I am trying to create a web interface for searching through a large number of huge configuration files (approx 60000 files, each one with a size between 20 KByte to 50 MByte). Those files are also updated frequently (~3 times/day).
Requirements:
- Concurrency
- Must identify the line numbers for each matching line
- Good update performance
What I have looked into:
- Lucene: To identify a line number, each line must be stored in a separate Lucene document, each containing two fields (the line number and the line). This makes updates hard/slow.
- SOLR and Sphinx: Both based on Lucene, they have the same problem and do not allow for identifying the line number.
- SQL table with a fulltext index: Again, no way to show the line number.
- SQL table with each line in a separate row: Tested this with SQLite or MySQL, and update performance was the worst of all options. Updating a 50 MB document took more than an hour.

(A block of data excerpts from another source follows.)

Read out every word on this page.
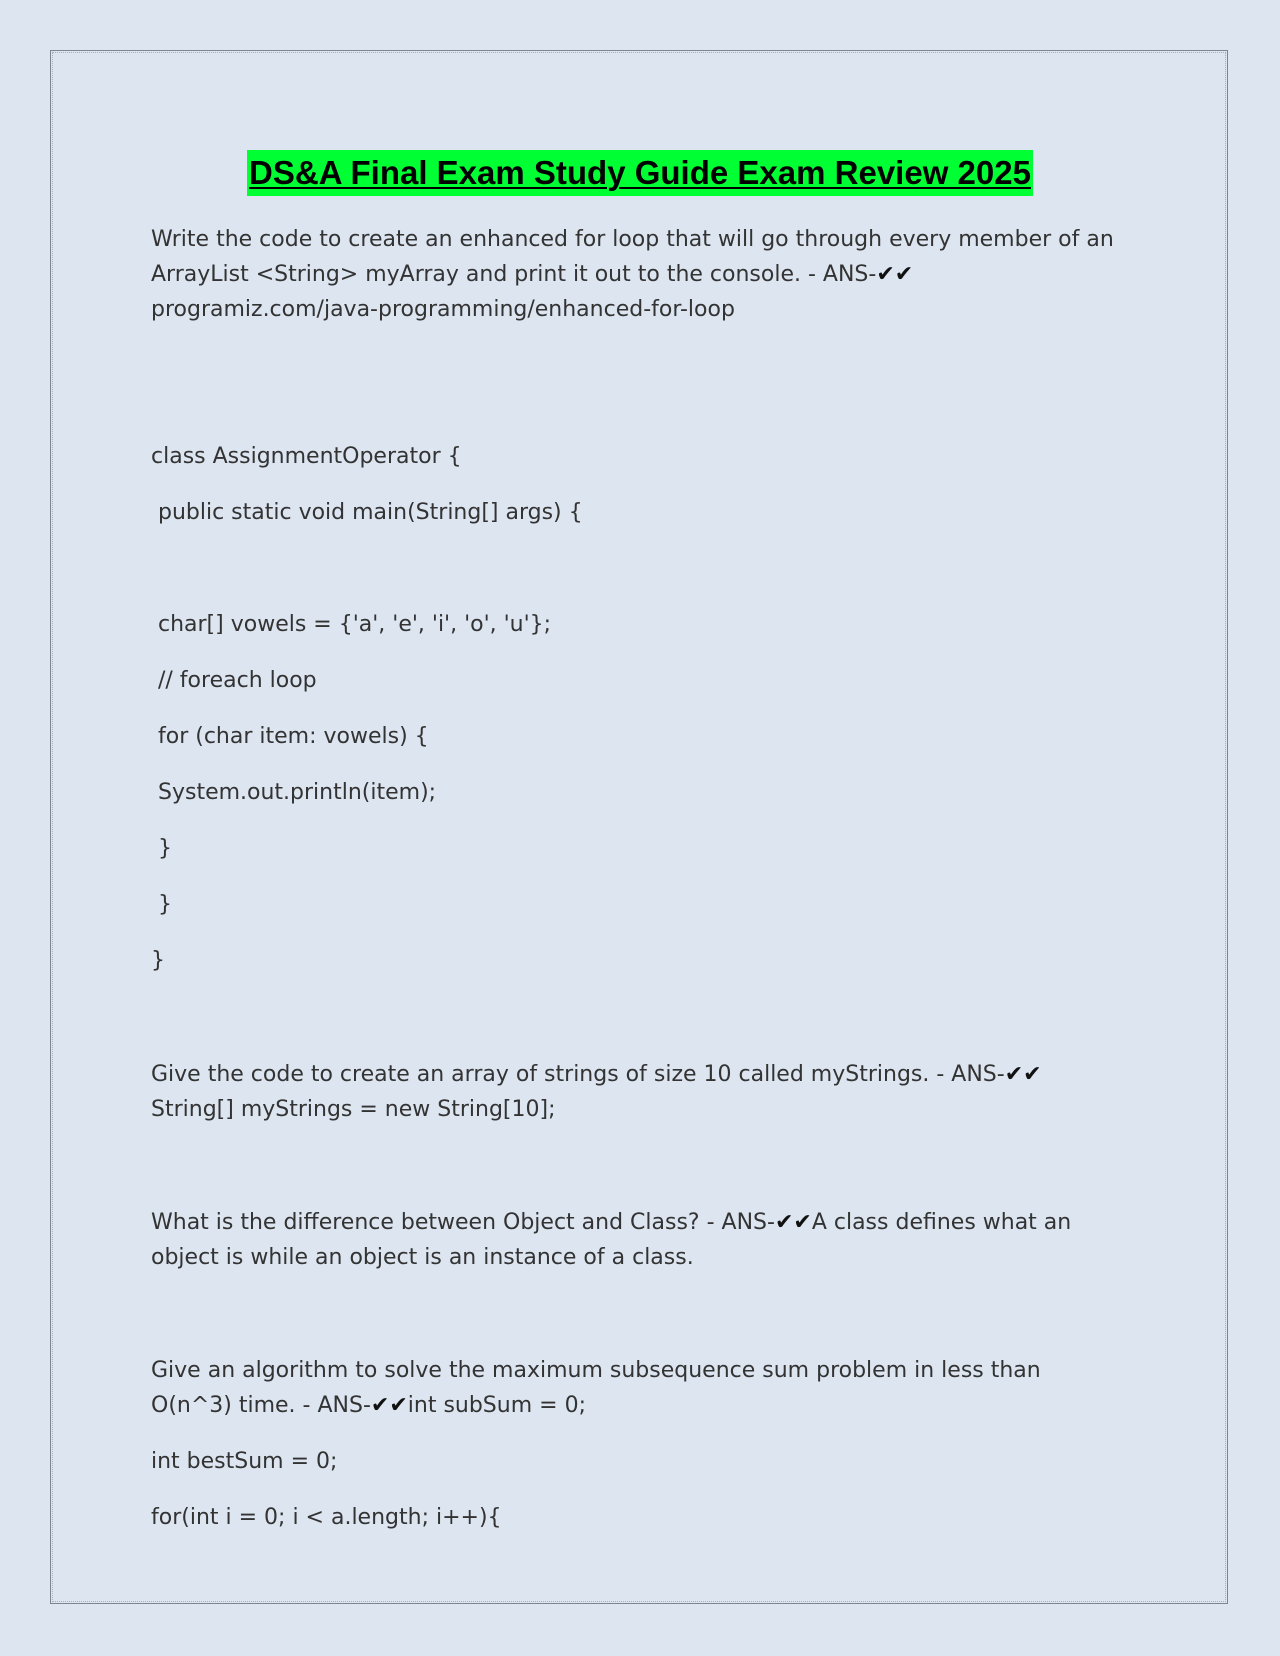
DS&A Final Exam Study Guide Exam Review 2025
Write the code to create an enhanced for loop that will go through every member of an
ArrayList <String> myArray and print it out to the console. - ANS-✔✔
programiz.com/java-programming/enhanced-for-loop
class AssignmentOperator {
public static void main(String[] args) {
char[] vowels = {'a', 'e', 'i', 'o', 'u'};
// foreach loop
for (char item: vowels) {
System.out.println(item);
}
}
}
Give the code to create an array of strings of size 10 called myStrings. - ANS-✔✔
String[] myStrings = new String[10];
What is the difference between Object and Class? - ANS-✔✔A class defines what an
object is while an object is an instance of a class.
Give an algorithm to solve the maximum subsequence sum problem in less than
O(n^3) time. - ANS-✔✔int subSum = 0;
int bestSum = 0;
for(int i = 0; i < a.length; i++){
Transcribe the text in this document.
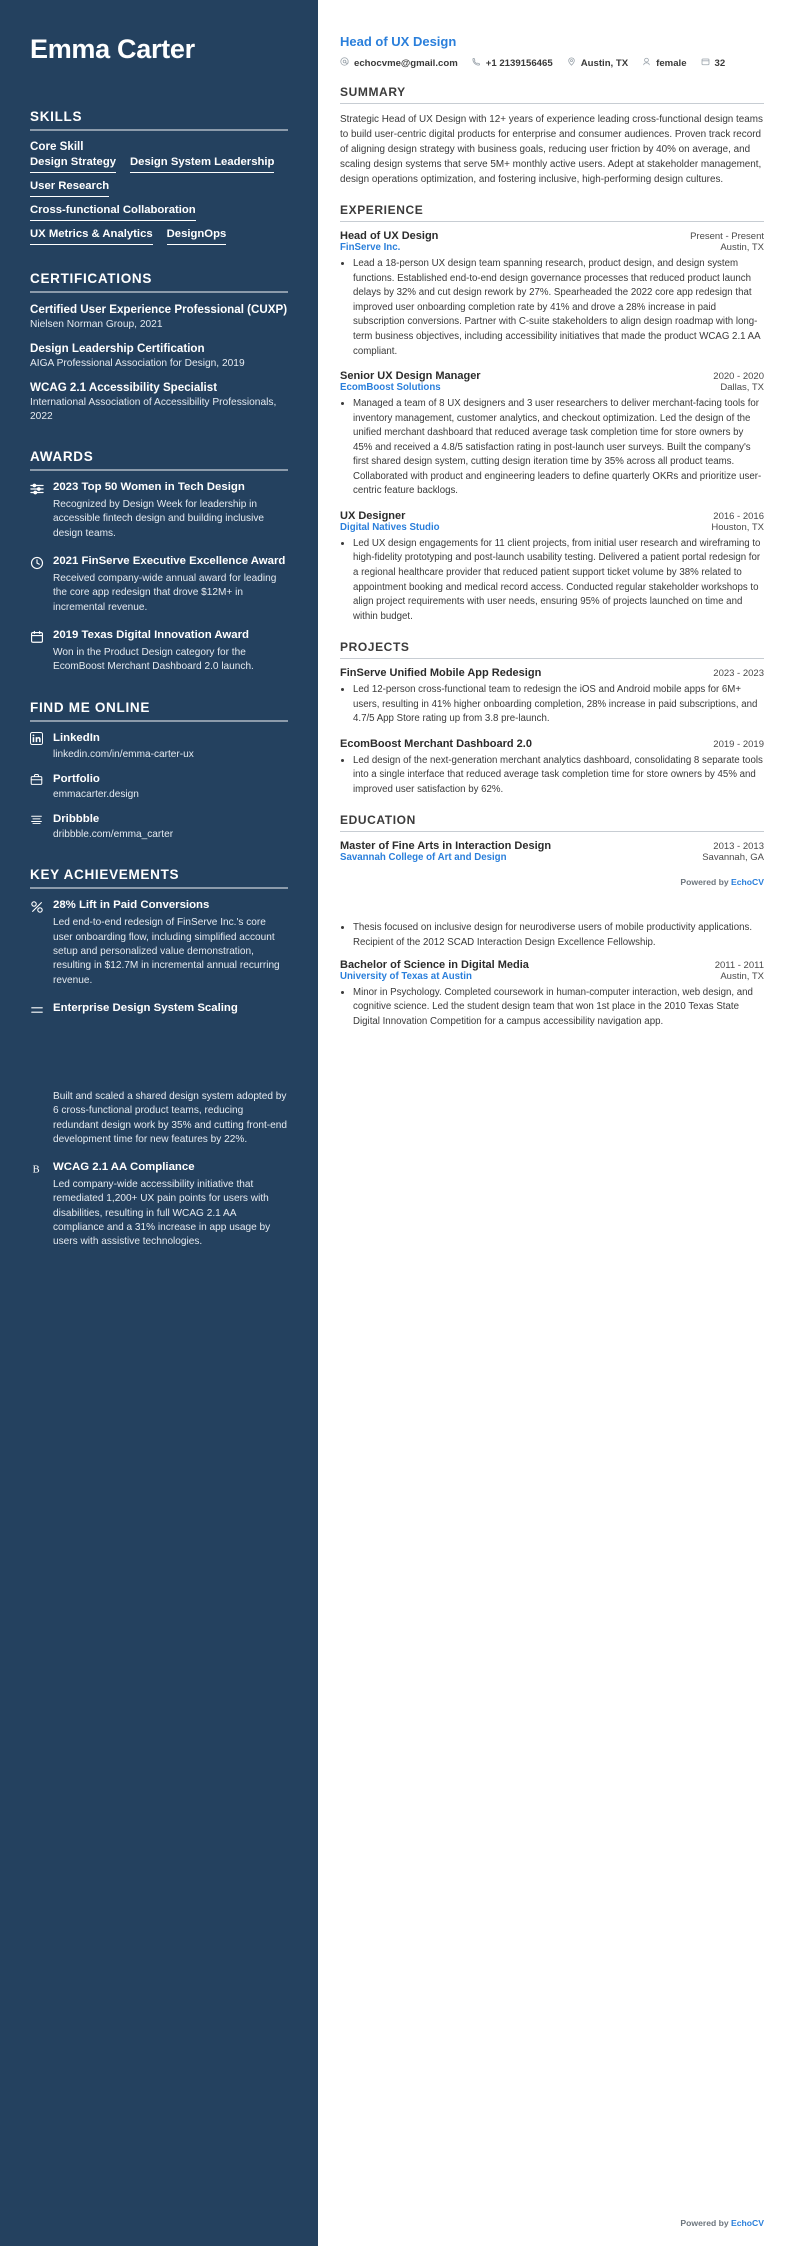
Emma Carter
SKILLS
Core Skill
Design Strategy Design System Leadership
User Research
Cross-functional Collaboration
UX Metrics & Analytics DesignOps
CERTIFICATIONS
Certified User Experience Professional (CUXP)
Nielsen Norman Group, 2021
Design Leadership Certification
AIGA Professional Association for Design, 2019
WCAG 2.1 Accessibility Specialist
International Association of Accessibility Professionals, 2022
AWARDS
2023 Top 50 Women in Tech Design
Recognized by Design Week for leadership in accessible fintech design and building inclusive design teams.
2021 FinServe Executive Excellence Award
Received company-wide annual award for leading the core app redesign that drove $12M+ in incremental revenue.
2019 Texas Digital Innovation Award
Won in the Product Design category for the EcomBoost Merchant Dashboard 2.0 launch.
FIND ME ONLINE
LinkedIn
linkedin.com/in/emma-carter-ux
Portfolio
emmacarter.design
Dribbble
dribbble.com/emma_carter
KEY ACHIEVEMENTS
28% Lift in Paid Conversions
Led end-to-end redesign of FinServe Inc.'s core user onboarding flow, including simplified account setup and personalized value demonstration, resulting in $12.7M in incremental annual recurring revenue.
Enterprise Design System Scaling
Built and scaled a shared design system adopted by 6 cross-functional product teams, reducing redundant design work by 35% and cutting front-end development time for new features by 22%.
B WCAG 2.1 AA Compliance
Led company-wide accessibility initiative that remediated 1,200+ UX pain points for users with disabilities, resulting in full WCAG 2.1 AA compliance and a 31% increase in app usage by users with assistive technologies.
Head of UX Design
echocvme@gmail.com	+1 2139156465	Austin, TX	female	32
SUMMARY

Strategic Head of UX Design with 12+ years of experience leading cross-functional design teams to build user-centric digital products for enterprise and consumer audiences. Proven track record of aligning design strategy with business goals, reducing user friction by 40% on average, and scaling design systems that serve 5M+ monthly active users. Adept at stakeholder management, design operations optimization, and fostering inclusive, high-performing design cultures.

EXPERIENCE
Head of UX Design	Present - Present
FinServe Inc.	Austin, TX
• Lead a 18-person UX design team spanning research, product design, and design system functions. Established end-to-end design governance processes that reduced product launch delays by 32% and cut design rework by 27%. Spearheaded the 2022 core app redesign that improved user onboarding completion rate by 41% and drove a 28% increase in paid subscription conversions. Partner with C-suite stakeholders to align design roadmap with long-term business objectives, including accessibility initiatives that made the product WCAG 2.1 AA compliant.
Senior UX Design Manager	2020 - 2020
EcomBoost Solutions	Dallas, TX
• Managed a team of 8 UX designers and 3 user researchers to deliver merchant-facing tools for inventory management, customer analytics, and checkout optimization. Led the design of the unified merchant dashboard that reduced average task completion time for store owners by 45% and received a 4.8/5 satisfaction rating in post-launch user surveys. Built the company's first shared design system, cutting design iteration time by 35% across all product teams. Collaborated with product and engineering leaders to define quarterly OKRs and prioritize user-centric feature backlogs.
UX Designer	2016 - 2016
Digital Natives Studio	Houston, TX
• Led UX design engagements for 11 client projects, from initial user research and wireframing to high-fidelity prototyping and post-launch usability testing. Delivered a patient portal redesign for a regional healthcare provider that reduced patient support ticket volume by 38% related to appointment booking and medical record access. Conducted regular stakeholder workshops to align project requirements with user needs, ensuring 95% of projects launched on time and within budget.
PROJECTS
FinServe Unified Mobile App Redesign	2023 - 2023
• Led 12-person cross-functional team to redesign the iOS and Android mobile apps for 6M+ users, resulting in 41% higher onboarding completion, 28% increase in paid subscriptions, and 4.7/5 App Store rating up from 3.8 pre-launch.
EcomBoost Merchant Dashboard 2.0	2019 - 2019
• Led design of the next-generation merchant analytics dashboard, consolidating 8 separate tools into a single interface that reduced average task completion time for store owners by 45% and improved user satisfaction by 62%.
EDUCATION
Master of Fine Arts in Interaction Design	2013 - 2013
Savannah College of Art and Design	Savannah, GA
Powered by EchoCV
• Thesis focused on inclusive design for neurodiverse users of mobile productivity applications. Recipient of the 2012 SCAD Interaction Design Excellence Fellowship.
Bachelor of Science in Digital Media	2011 - 2011
University of Texas at Austin	Austin, TX
• Minor in Psychology. Completed coursework in human-computer interaction, web design, and cognitive science. Led the student design team that won 1st place in the 2010 Texas State Digital Innovation Competition for a campus accessibility navigation app.
Powered by EchoCV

- eXist-db: We converted each text file to XML like this:
<xml><line number="1">test</line>...</xml>
. Updates take ~5 minutes, which somewhat works but we are still not happy with it. - Whoosh for Python: Pretty much like Lucene. I have implemented a prototype that sort-of works by dropping/re-importing all lines of a given file. Updating a 50MB document takes about 2-3 minutes using this method.
- GNU id utils: Suggested by sarnold, this is blazingly fast (50MB document is updated in less then 10 seconds on my test machine) and would be perfect if it had pagination and an API.
How would you implement an alternative?